Necati Bey Divanından : Kynak : DİA
Edebî Kişiliği
Necatî Bey, Türkçe’yi; açık, yapmacıksız kullanmış, yabancı asıllı sözcüklere çok da rağbet etmeden taze hayaller, derin anlamlara, darb-ı meseller, Türkçe deyimler ve atasözlerini kullanarak Türkçe söylemeye değer vermiş şairlerimizdendir. Mahallileşmenin ilk habercisi olarak nitelendirebileceğimiz XV. asır şairi Necâtî Beğ, Divan şiirinin en önemli şairlerinden biridir. ( BKZTürkî Basit Mahallileşme ve Yerlileşme Düşüncesi ile Şairleri )
“Türk şiir güzeline İran elbisesi” giydirmesiyle meşhur olan Ahmet Paşa ’dan farklı kılan özellikler onun sadece Türkçeye hâkim olması değildir.
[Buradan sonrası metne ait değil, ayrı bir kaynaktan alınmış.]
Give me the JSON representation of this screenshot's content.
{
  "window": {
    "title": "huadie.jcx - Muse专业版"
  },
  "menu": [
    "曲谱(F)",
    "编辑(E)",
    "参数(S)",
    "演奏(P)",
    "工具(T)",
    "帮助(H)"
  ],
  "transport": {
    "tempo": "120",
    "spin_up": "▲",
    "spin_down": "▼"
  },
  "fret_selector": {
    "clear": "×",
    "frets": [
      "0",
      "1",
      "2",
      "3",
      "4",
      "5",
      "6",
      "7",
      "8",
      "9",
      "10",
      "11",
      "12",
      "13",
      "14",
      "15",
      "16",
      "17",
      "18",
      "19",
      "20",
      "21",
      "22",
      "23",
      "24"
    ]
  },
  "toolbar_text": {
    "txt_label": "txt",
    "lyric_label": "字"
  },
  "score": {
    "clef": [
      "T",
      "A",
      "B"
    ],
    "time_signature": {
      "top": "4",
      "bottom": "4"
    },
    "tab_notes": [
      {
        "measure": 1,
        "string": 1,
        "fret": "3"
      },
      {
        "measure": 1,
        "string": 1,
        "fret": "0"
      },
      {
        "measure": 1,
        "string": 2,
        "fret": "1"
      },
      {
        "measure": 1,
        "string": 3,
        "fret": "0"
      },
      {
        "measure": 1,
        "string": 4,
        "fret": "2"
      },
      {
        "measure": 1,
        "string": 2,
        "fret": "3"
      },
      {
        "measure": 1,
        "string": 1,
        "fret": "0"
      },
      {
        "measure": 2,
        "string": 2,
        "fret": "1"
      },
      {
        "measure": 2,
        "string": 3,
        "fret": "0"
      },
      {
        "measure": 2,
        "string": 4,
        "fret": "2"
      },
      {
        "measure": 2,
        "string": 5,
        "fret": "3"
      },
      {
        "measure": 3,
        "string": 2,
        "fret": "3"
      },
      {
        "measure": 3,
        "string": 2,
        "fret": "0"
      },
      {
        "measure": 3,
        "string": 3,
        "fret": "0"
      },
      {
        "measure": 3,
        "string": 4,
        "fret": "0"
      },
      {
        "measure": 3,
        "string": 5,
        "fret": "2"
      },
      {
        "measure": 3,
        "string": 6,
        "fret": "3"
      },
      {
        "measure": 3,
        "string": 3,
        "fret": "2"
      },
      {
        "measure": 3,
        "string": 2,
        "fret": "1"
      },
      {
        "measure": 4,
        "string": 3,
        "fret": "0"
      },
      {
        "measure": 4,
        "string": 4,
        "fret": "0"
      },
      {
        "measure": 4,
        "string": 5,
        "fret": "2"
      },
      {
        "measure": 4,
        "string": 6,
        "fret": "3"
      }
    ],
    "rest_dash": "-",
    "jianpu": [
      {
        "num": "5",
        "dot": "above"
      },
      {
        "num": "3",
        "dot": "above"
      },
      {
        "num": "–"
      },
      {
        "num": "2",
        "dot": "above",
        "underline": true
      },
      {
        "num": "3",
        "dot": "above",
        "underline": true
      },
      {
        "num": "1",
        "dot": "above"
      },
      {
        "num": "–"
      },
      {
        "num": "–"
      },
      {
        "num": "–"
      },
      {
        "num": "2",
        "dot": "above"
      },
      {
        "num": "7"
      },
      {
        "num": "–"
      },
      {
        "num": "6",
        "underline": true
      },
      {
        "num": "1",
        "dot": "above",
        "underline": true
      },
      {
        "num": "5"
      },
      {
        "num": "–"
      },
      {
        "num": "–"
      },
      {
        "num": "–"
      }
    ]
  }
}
O, aynı zamanda şiirleriyle mahallileşme cereyanına da önayak olmuş, bir devşirme olmasına rağmen Türkçenin bütün ahenk ve büyüsünü iliklerine kadar sindirmiş ve her asırda mensubu olduğu toplumun sesini, soluğunu yaşatan büyük şairlerden biri olmuştur.”[14]
Necatî Bey, kendine özgü zengin hayalleri ile süslü Şiirlerindeki rindâne üslûp ve nükteli anlatımıyla övünür. Eşsiz cinasları, anlamca yeni ve dillerde gibi dolaşan şiirleri, Ahmet Paşa'nın şiirlerine yakın; sanat gösterişinden uzak, tabiî oluşu nedeniyle de Zati 'nin şiirlerinden üstündür. Türk Edebiyatı'nın İran etkisinden uzaklaştırılmasında büyük katkılarda bulunmuş, şiire canlılık kazandırmıştır. “Necâtî Beğ’in edebiyat sahnesine çıkmasıyla Türk şiiri yeni bir istikamete doğru hareket etmiş ve Türk millî ruhunu ve yaşam tarzını esas alan şiirler yazılmıştır.”[15]
Şöhretini henüz Kastamonu'da iken yapan, şiirleri daha o tarihlerde İstanbul edebiyatçevrelerinde, bu arada Ahmed Paşa tarafından pek beğenilen Necati, Şeyhi 'nin şöhretini unutturmuş, Ahmet Paşa'dan sonra XV. yüzyılın en ünlü şairi olmuştu. Şeyhi ve Ahmet Paşa, , İran şairlerinin geniş ölçüde etkisi altında kaldıkları halde, Necati, şiirlerine yerli motifler katmasını bildi; atasözleri ve deyimleri şiirlerinde kullanarak “Türkçe Suhan’e” önem veren bir şair olarak dikkatleri üzerine çekmiştir.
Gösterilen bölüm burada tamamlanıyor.